Add this to the list of horrifying food truths: an increase in ingredient substitutes for 100% Parmesan products may mean you’re eating wood pulp, according to the FDA.
Tests by the Food and Drug Administration have shown products under the 100 percent label are routinely being made with cut-rate substitutes such as cheaper cheeses cheddar, Swiss and mozzarella, as well as the aforementioned tree parts.
Bloomberg News performed their own tests on supposedly Parmesan products, and obtained some shocking results. Wal-Mart Stores Inc.’s Great Value 100% Grated Parmesan Cheese was 7.8 percent cellulose, while Whole Foods 365 brand failed to include cellulose as an ingredient but tested for it at 0.3 percent. Meanwhile, Kraft had 3.8 percent.
The FDA is taking steps to address the issue by going after offenders of the food crime in court.
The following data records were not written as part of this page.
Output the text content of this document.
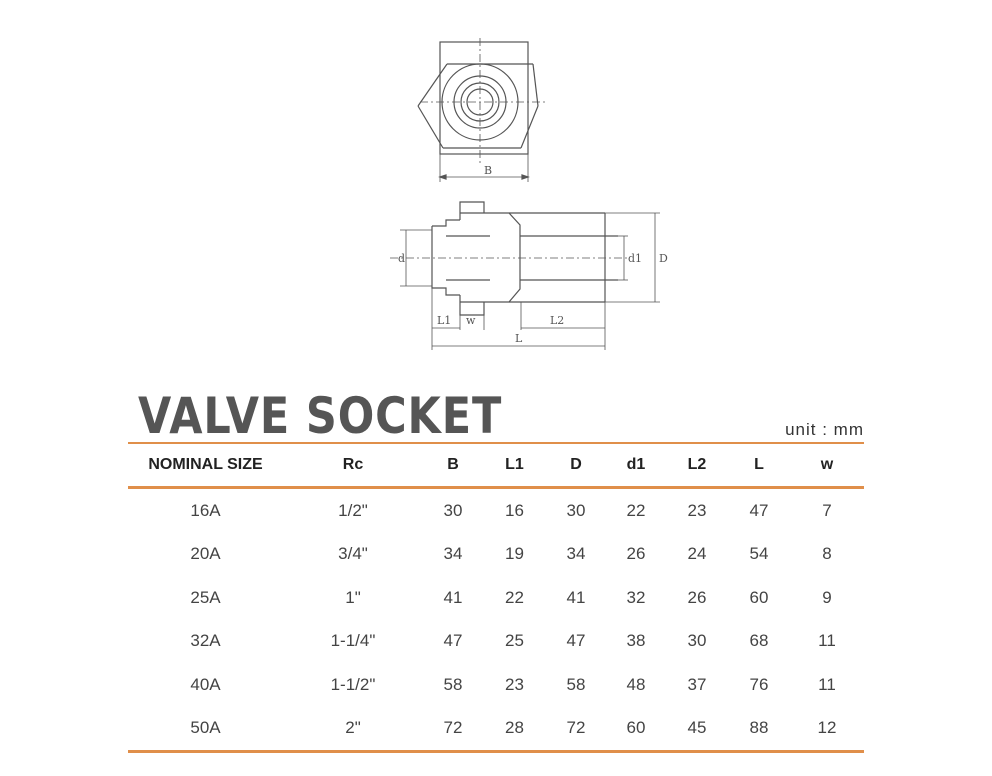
B
d	d1 D
L1 w	L2
L
VALVE SOCKET	unit : mm
NOMINAL SIZE	Rc	B	L1	D	d1	L2	L	w
16A	1/2"	30	16	30	22	23	47	7
20A	3/4"	34	19	34	26	24	54	8
25A	1"	41	22	41	32	26	60	9
32A	1-1/4"	47	25	47	38	30	68	11
40A	1-1/2"	58	23	58	48	37	76	11
50A	2"	72	28	72	60	45	88	12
In fact, the government agency is currently in the midst of prosecuting Castle Cheese for supplying big grocery chains with “false” Parmesan for almost 30 years. Castle sold product that contained “no Parmesan” to Target, among other retailers, despite claiming the cheese was 100 percent on their labels.
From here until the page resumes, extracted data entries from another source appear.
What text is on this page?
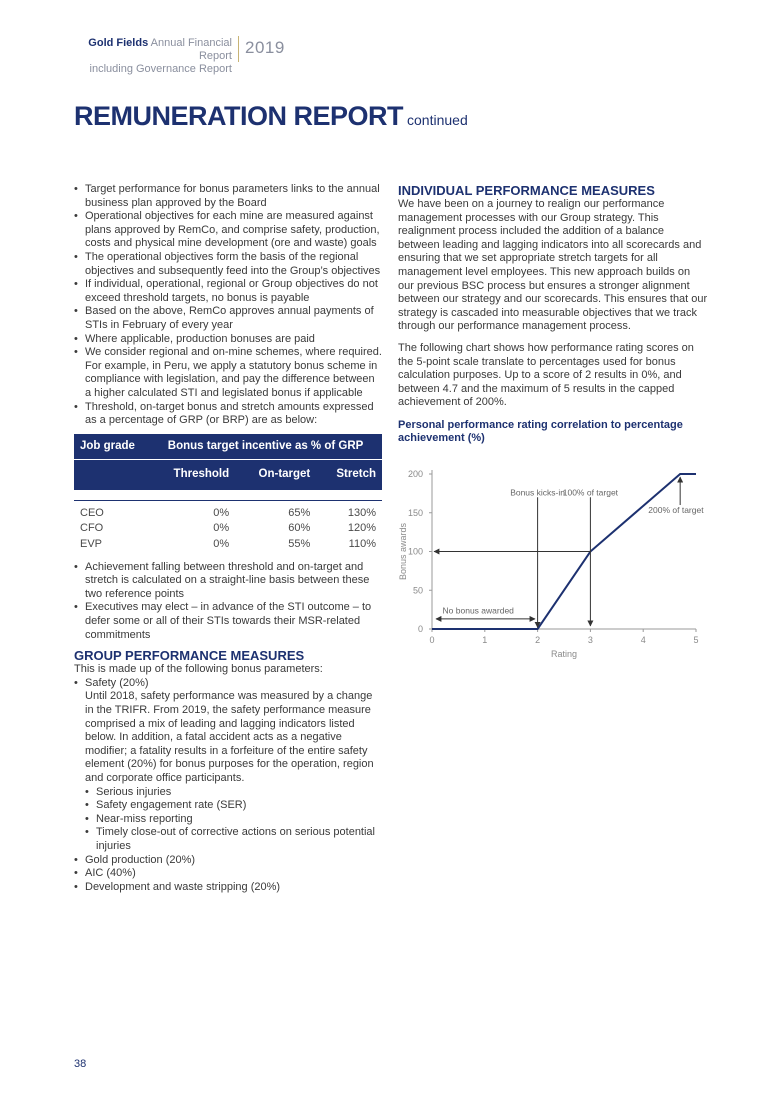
Gold Fields Annual Financial Report
including Governance Report
2019
REMUNERATION REPORT continued
• Target performance for bonus parameters links to the annual business plan approved by the Board
• Operational objectives for each mine are measured against plans approved by RemCo, and comprise safety, production, costs and physical mine development (ore and waste) goals
• The operational objectives form the basis of the regional objectives and subsequently feed into the Group’s objectives
• If individual, operational, regional or Group objectives do not exceed threshold targets, no bonus is payable
• Based on the above, RemCo approves annual payments of STIs in February of every year
• Where applicable, production bonuses are paid
• We consider regional and on-mine schemes, where required. For example, in Peru, we apply a statutory bonus scheme in compliance with legislation, and pay the difference between a higher calculated STI and legislated bonus if applicable
• Threshold, on-target bonus and stretch amounts expressed as a percentage of GRP (or BRP) are as below:
Job grade	Bonus target incentive as % of GRP		
	Threshold	On-target	Stretch

CEO	0%	65%	130%
CFO	0%	60%	120%
EVP	0%	55%	110%
• Achievement falling between threshold and on-target and stretch is calculated on a straight-line basis between these two reference points
• Executives may elect – in advance of the STI outcome – to defer some or all of their STIs towards their MSR-related commitments
GROUP PERFORMANCE MEASURES

This is made up of the following bonus parameters:

• Safety (20%)
Until 2018, safety performance was measured by a change in the TRIFR. From 2019, the safety performance measure comprised a mix of leading and lagging indicators listed below. In addition, a fatal accident acts as a negative modifier; a fatality results in a forfeiture of the entire safety element (20%) for bonus purposes for the operation, region and corporate office participants.
• Serious injuries
• Safety engagement rate (SER)
• Near-miss reporting
• Timely close-out of corrective actions on serious potential injuries
• Gold production (20%)
• AIC (40%)
• Development and waste stripping (20%)
INDIVIDUAL PERFORMANCE MEASURES

We have been on a journey to realign our performance management processes with our Group strategy. This realignment process included the addition of a balance between leading and lagging indicators into all scorecards and ensuring that we set appropriate stretch targets for all management level employees. This new approach builds on our previous BSC process but ensures a stronger alignment between our strategy and our scorecards. This ensures that our strategy is cascaded into measurable objectives that we track through our performance management process.

The following chart shows how performance rating scores on the 5-point scale translate to percentages used for bonus calculation purposes. Up to a score of 2 results in 0%, and between 4.7 and the maximum of 5 results in the capped achievement of 200%.

Personal performance rating correlation to percentage achievement (%)
0
50
100
150
200
0	1	2	3	4	5
Rating
Bonus awards
No bonus awarded
Bonus kicks-in
100% of target
200% of target
38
This month Castle’s president is expected to appear in court, where his guilty plea for peddling scam cheese could lead to a year in prison and a $100,000 fine. For a better idea of how bad this actually is, there was apparently so much scam cheese and so much profit for this company that they were able to adorn the factory “with crenelated battlements and curved archways” that made the place look like “a medieval castle,” purely for aesthetic value. Back in 2014, Castle Cheese filed for bankruptcy after a fired factory worker exposed the bad business practices to the FDA.
Although spokespeople for Kraft Heinz, Walmart, Target, and Whole Foods have questioned Bloomberg’s findings, some industry members are arguing that packs of grated Parm are just shredded lies, claiming that 40 percent of what’s out there isn’t even a cheese product.